Accordingly, application of exemptions (j)(2), (k)(1), (k)(2), (k)(5),
(k)(6), and (k)(7) may be necessary.
(K) Subsection (g). This subsection is inapplicable to the extent
that the system is exempt from other specific subsections of the
Privacy Act to which the civil remedies provisions pertain.
(iv) Exempt records from other systems. In the course of carrying
out the overall purpose for this system, exempt records from other
systems of records may in turn become part of the records maintained in
this system.

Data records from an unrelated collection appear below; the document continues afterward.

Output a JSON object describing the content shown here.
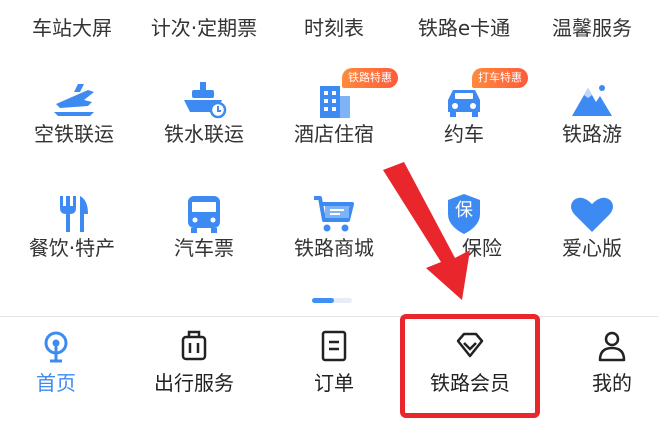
{
  "colors": {
    "primary_blue": "#3d8bf2",
    "badge_orange": "#ff6a3a",
    "annotation_red": "#e8262b",
    "text": "#333333"
  },
  "grid": {
    "row1": [
      "车站大屏",
      "计次·定期票",
      "时刻表",
      "铁路e卡通",
      "温馨服务"
    ],
    "row2": [
      {
        "label": "空铁联运",
        "icon": "plane-train-icon"
      },
      {
        "label": "铁水联运",
        "icon": "ship-icon"
      },
      {
        "label": "酒店住宿",
        "icon": "hotel-icon",
        "badge": "铁路特惠"
      },
      {
        "label": "约车",
        "icon": "car-icon",
        "badge": "打车特惠"
      },
      {
        "label": "铁路游",
        "icon": "mountain-icon"
      }
    ],
    "row3": [
      {
        "label": "餐饮·特产",
        "icon": "fork-knife-icon"
      },
      {
        "label": "汽车票",
        "icon": "bus-icon"
      },
      {
        "label": "铁路商城",
        "icon": "shopping-cart-icon"
      },
      {
        "label": "铁路保险",
        "visible_label": "保险",
        "icon": "insurance-shield-icon",
        "icon_text": "保"
      },
      {
        "label": "爱心版",
        "icon": "heart-icon"
      }
    ]
  },
  "tabs": [
    {
      "label": "首页",
      "icon": "home-train-icon",
      "active": true
    },
    {
      "label": "出行服务",
      "icon": "luggage-icon"
    },
    {
      "label": "订单",
      "icon": "order-list-icon"
    },
    {
      "label": "铁路会员",
      "icon": "diamond-icon"
    },
    {
      "label": "我的",
      "icon": "person-icon"
    }
  ]
}
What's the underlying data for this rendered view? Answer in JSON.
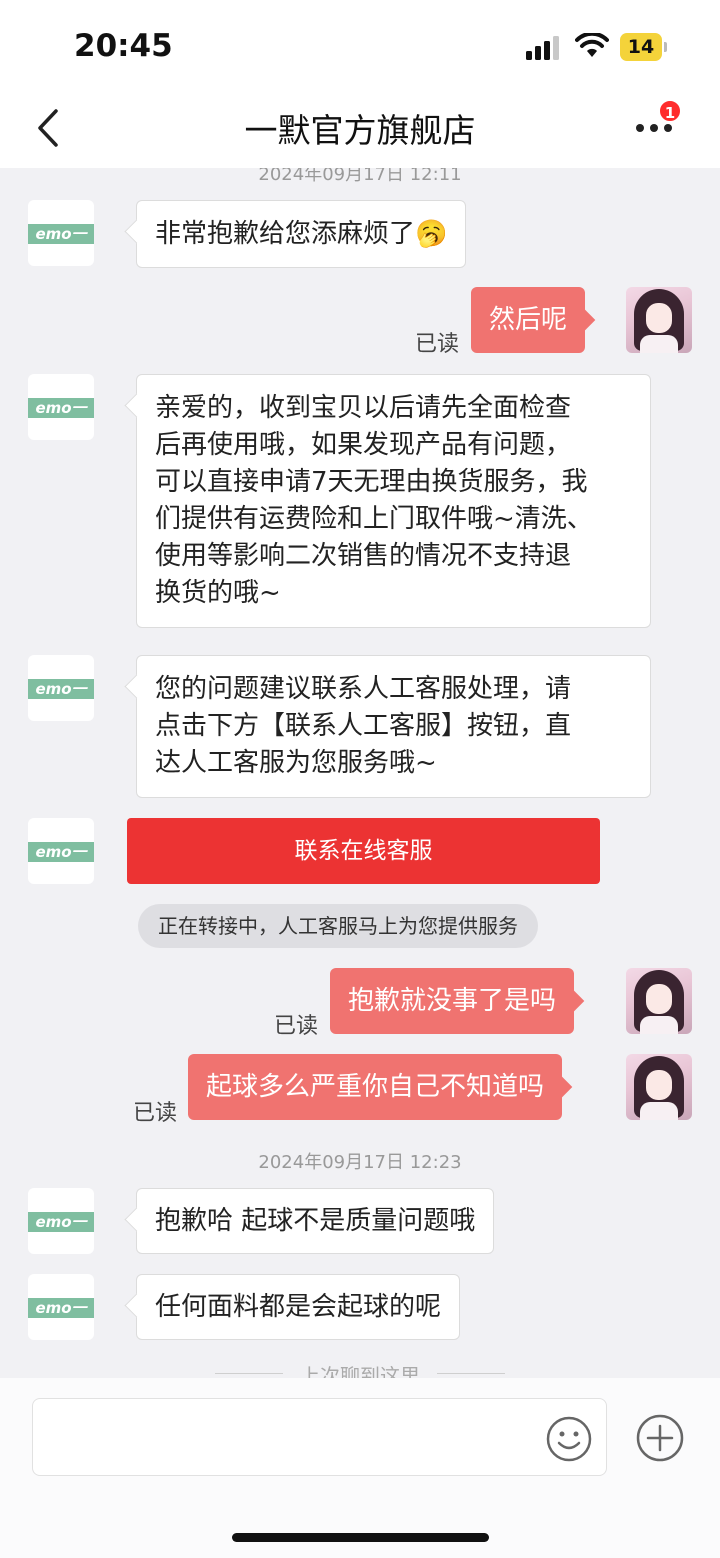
{
  "status_bar": {
    "time": "20:45",
    "battery_level": "14",
    "icons": [
      "signal-icon",
      "wifi-icon",
      "battery-icon"
    ]
  },
  "nav": {
    "title": "一默官方旗舰店",
    "badge_count": "1",
    "icons": [
      "back-icon",
      "more-icon"
    ]
  },
  "shop_avatar_text": "emo一默",
  "timestamps": {
    "top_partial": "2024年09月17日 12:11",
    "second": "2024年09月17日 12:23"
  },
  "messages": {
    "m1": "非常抱歉给您添麻烦了",
    "m1_emoji": "🥱",
    "m2": "然后呢",
    "m3": "亲爱的，收到宝贝以后请先全面检查后再使用哦，如果发现产品有问题，可以直接申请7天无理由换货服务，我们提供有运费险和上门取件哦~清洗、使用等影响二次销售的情况不支持退换货的哦~",
    "m3_lines": [
      "亲爱的，收到宝贝以后请先全面检查",
      "后再使用哦，如果发现产品有问题，",
      "可以直接申请7天无理由换货服务，我",
      "们提供有运费险和上门取件哦~清洗、",
      "使用等影响二次销售的情况不支持退",
      "换货的哦~"
    ],
    "m4_lines": [
      "您的问题建议联系人工客服处理，请",
      "点击下方【联系人工客服】按钮，直",
      "达人工客服为您服务哦~"
    ],
    "contact_button": "联系在线客服",
    "system_notice": "正在转接中，人工客服马上为您提供服务",
    "m5": "抱歉就没事了是吗",
    "m6": "起球多么严重你自己不知道吗",
    "m7": "抱歉哈 起球不是质量问题哦",
    "m8": "任何面料都是会起球的呢",
    "read_label": "已读",
    "last_chat_divider": "上次聊到这里"
  },
  "input": {
    "placeholder": "",
    "icons": [
      "emoji-icon",
      "plus-icon"
    ]
  },
  "colors": {
    "accent_red": "#ec3333",
    "own_bubble": "#f07370",
    "chat_bg": "#f1f1f4",
    "shop_logo": "#7fbea0"
  }
}
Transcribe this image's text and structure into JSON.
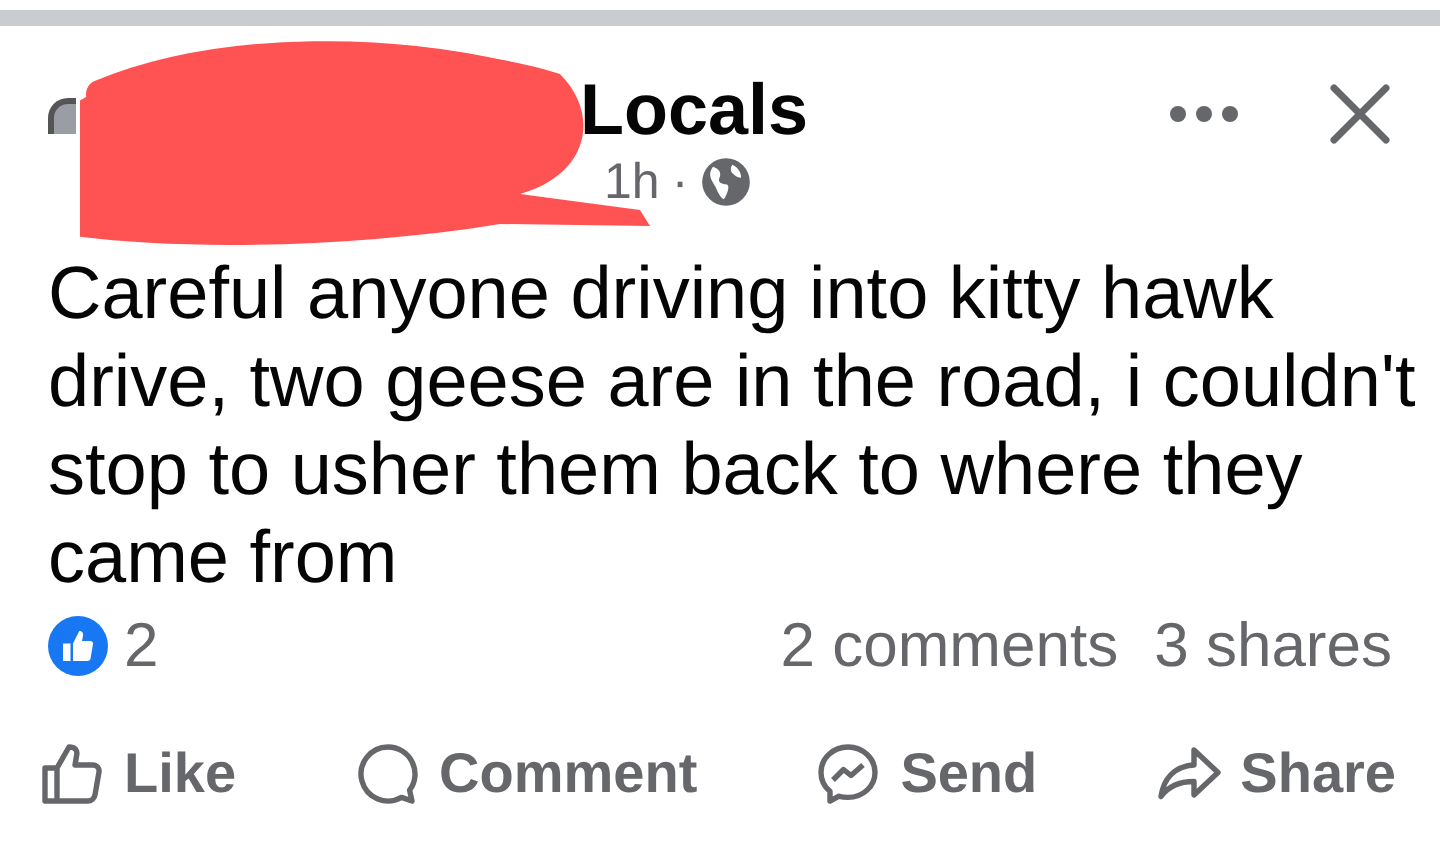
{
  "post": {
    "group_name": "Locals",
    "time": "1h",
    "separator": "·",
    "redacted": true,
    "text": "Careful anyone driving into kitty hawk drive, two geese are in the road, i couldn't stop to usher them back to where they came from",
    "reactions": {
      "count": "2"
    },
    "comments": "2 comments",
    "shares": "3 shares",
    "actions": [
      {
        "kind": "like",
        "label": "Like"
      },
      {
        "kind": "comment",
        "label": "Comment"
      },
      {
        "kind": "send",
        "label": "Send"
      },
      {
        "kind": "share",
        "label": "Share"
      }
    ]
  }
}
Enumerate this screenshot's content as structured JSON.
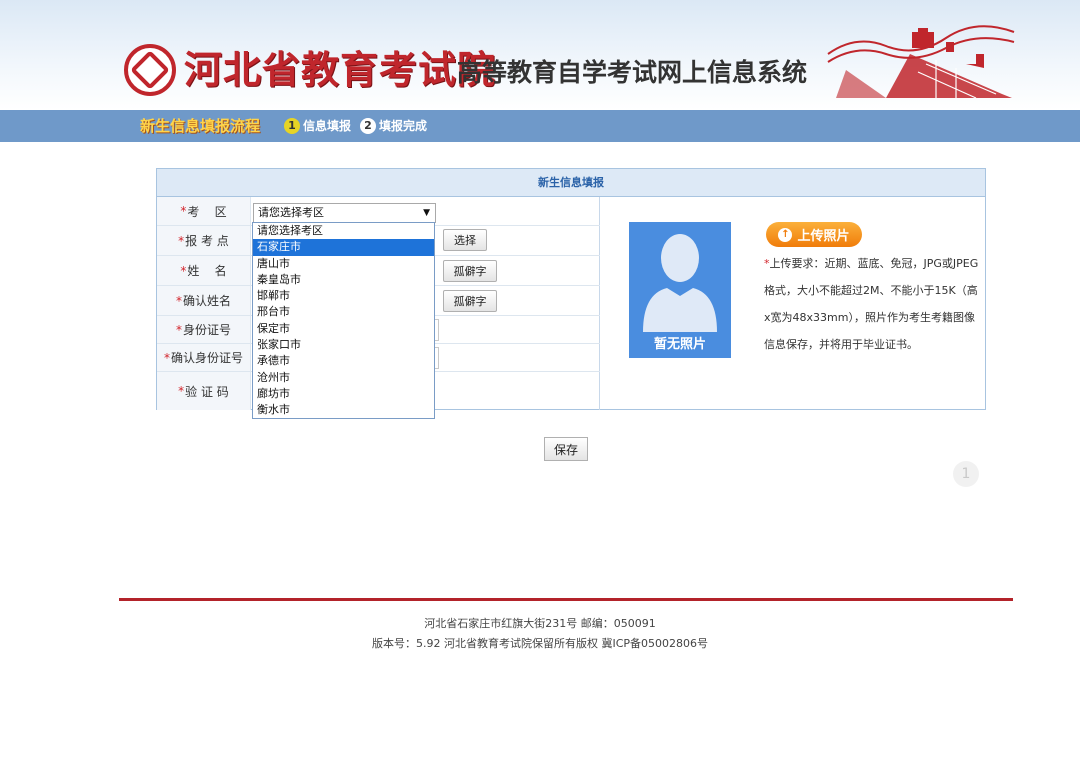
{
  "header": {
    "logo_name": "河北省教育考试院",
    "system_title": "高等教育自学考试网上信息系统"
  },
  "process": {
    "title": "新生信息填报流程",
    "steps": [
      {
        "num": "1",
        "label": "信息填报"
      },
      {
        "num": "2",
        "label": "填报完成"
      }
    ]
  },
  "panel": {
    "title": "新生信息填报",
    "rows": [
      {
        "label": "考    区",
        "required": "*"
      },
      {
        "label": "报 考 点",
        "required": "*"
      },
      {
        "label": "姓    名",
        "required": "*"
      },
      {
        "label": "确认姓名",
        "required": "*"
      },
      {
        "label": "身份证号",
        "required": "*"
      },
      {
        "label": "确认身份证号",
        "required": "*"
      },
      {
        "label": "验 证 码",
        "required": "*"
      }
    ],
    "select": {
      "value": "请您选择考区",
      "arrow": "▼",
      "options": [
        "请您选择考区",
        "石家庄市",
        "唐山市",
        "秦皇岛市",
        "邯郸市",
        "邢台市",
        "保定市",
        "张家口市",
        "承德市",
        "沧州市",
        "廊坊市",
        "衡水市"
      ],
      "highlighted_index": 1
    },
    "buttons": {
      "choose": "选择",
      "rare_char_1": "孤僻字",
      "rare_char_2": "孤僻字"
    }
  },
  "photo": {
    "placeholder_label": "暂无照片",
    "upload_label": "上传照片",
    "requirement": "上传要求：近期、蓝底、免冠，JPG或JPEG格式，大小不能超过2M、不能小于15K（高x宽为48x33mm），照片作为考生考籍图像信息保存，并将用于毕业证书。",
    "requirement_mark": "*"
  },
  "actions": {
    "save": "保存",
    "page": "1"
  },
  "footer": {
    "address": "河北省石家庄市红旗大街231号 邮编：050091",
    "copyright": "版本号：5.92 河北省教育考试院保留所有版权 冀ICP备05002806号"
  },
  "colors": {
    "brand_red": "#c0262c",
    "bar_blue": "#6f99c9",
    "select_highlight": "#1e73d9",
    "upload_orange": "#f07c0a"
  }
}
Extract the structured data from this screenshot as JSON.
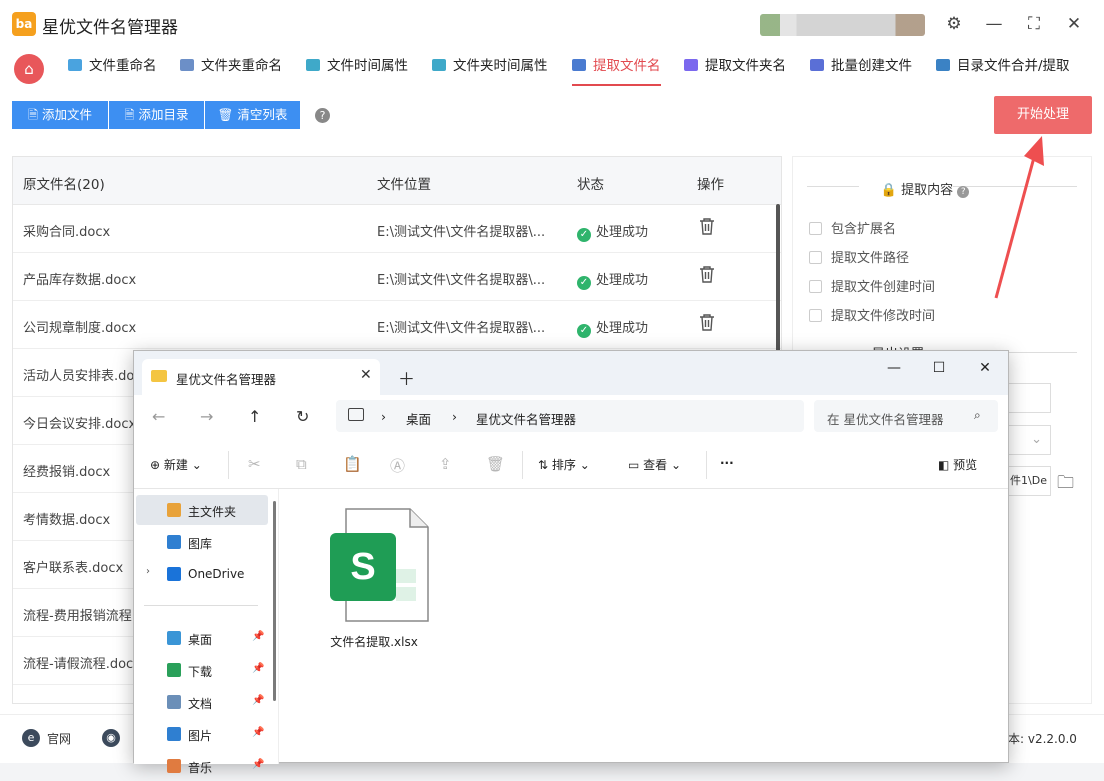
{
  "app": {
    "title": "星优文件名管理器",
    "logo_text": "ba"
  },
  "tabs": [
    {
      "label": "文件重命名",
      "color": "#4aa3df"
    },
    {
      "label": "文件夹重命名",
      "color": "#6c8fc7"
    },
    {
      "label": "文件时间属性",
      "color": "#3fa9c9"
    },
    {
      "label": "文件夹时间属性",
      "color": "#3fa9c9"
    },
    {
      "label": "提取文件名",
      "color": "#4a7bd0"
    },
    {
      "label": "提取文件夹名",
      "color": "#7b68ee"
    },
    {
      "label": "批量创建文件",
      "color": "#5a6fd6"
    },
    {
      "label": "目录文件合并/提取",
      "color": "#3b82c4"
    }
  ],
  "toolbar": {
    "add_file": "添加文件",
    "add_dir": "添加目录",
    "clear_list": "清空列表",
    "help": "?",
    "start": "开始处理"
  },
  "table": {
    "headers": {
      "name": "原文件名(20)",
      "location": "文件位置",
      "status": "状态",
      "action": "操作"
    },
    "rows": [
      {
        "name": "采购合同.docx",
        "location": "E:\\测试文件\\文件名提取器\\...",
        "status": "处理成功"
      },
      {
        "name": "产品库存数据.docx",
        "location": "E:\\测试文件\\文件名提取器\\...",
        "status": "处理成功"
      },
      {
        "name": "公司规章制度.docx",
        "location": "E:\\测试文件\\文件名提取器\\...",
        "status": "处理成功"
      },
      {
        "name": "活动人员安排表.do",
        "location": "",
        "status": ""
      },
      {
        "name": "今日会议安排.docx",
        "location": "",
        "status": ""
      },
      {
        "name": "经费报销.docx",
        "location": "",
        "status": ""
      },
      {
        "name": "考情数据.docx",
        "location": "",
        "status": ""
      },
      {
        "name": "客户联系表.docx",
        "location": "",
        "status": ""
      },
      {
        "name": "流程-费用报销流程",
        "location": "",
        "status": ""
      },
      {
        "name": "流程-请假流程.doc",
        "location": "",
        "status": ""
      }
    ]
  },
  "panel": {
    "section1": "提取内容",
    "options": [
      "包含扩展名",
      "提取文件路径",
      "提取文件创建时间",
      "提取文件修改时间"
    ],
    "section2": "导出设置",
    "path_partial": "件1\\De"
  },
  "statusbar": {
    "website": "官网",
    "version": "本: v2.2.0.0"
  },
  "explorer": {
    "tab_title": "星优文件名管理器",
    "breadcrumb": [
      "桌面",
      "星优文件名管理器"
    ],
    "search_placeholder": "在 星优文件名管理器",
    "commands": {
      "new": "新建",
      "sort": "排序",
      "view": "查看",
      "more": "···",
      "preview": "预览"
    },
    "nav": [
      {
        "label": "主文件夹",
        "icon": "home-icon",
        "color": "#e8a23a"
      },
      {
        "label": "图库",
        "icon": "gallery-icon",
        "color": "#2f7fd1"
      },
      {
        "label": "OneDrive",
        "icon": "cloud-icon",
        "color": "#1a73d9"
      },
      {
        "label": "桌面",
        "icon": "desktop-icon",
        "color": "#3a95d6"
      },
      {
        "label": "下载",
        "icon": "download-icon",
        "color": "#2aa05a"
      },
      {
        "label": "文档",
        "icon": "document-icon",
        "color": "#6b8fb8"
      },
      {
        "label": "图片",
        "icon": "picture-icon",
        "color": "#2f7fd1"
      },
      {
        "label": "音乐",
        "icon": "music-icon",
        "color": "#e07b40"
      }
    ],
    "file": {
      "name": "文件名提取.xlsx",
      "icon": "spreadsheet-icon",
      "badge": "S",
      "color": "#1f9d55"
    }
  }
}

To the extent that copies of exempt records from those
other systems of records are maintained in this system, the DoD claims
the same exemptions for the records from those other systems that are
entered into this system, as claimed for the prior system(s) of which
they are a part, provided the reason for the exemption remains valid
and necessary.
* * * * *
Dated: August 16, 2022.
Aaron T. Siegel,
Alternate OSD Federal Register Liaison Officer, Department of Defense.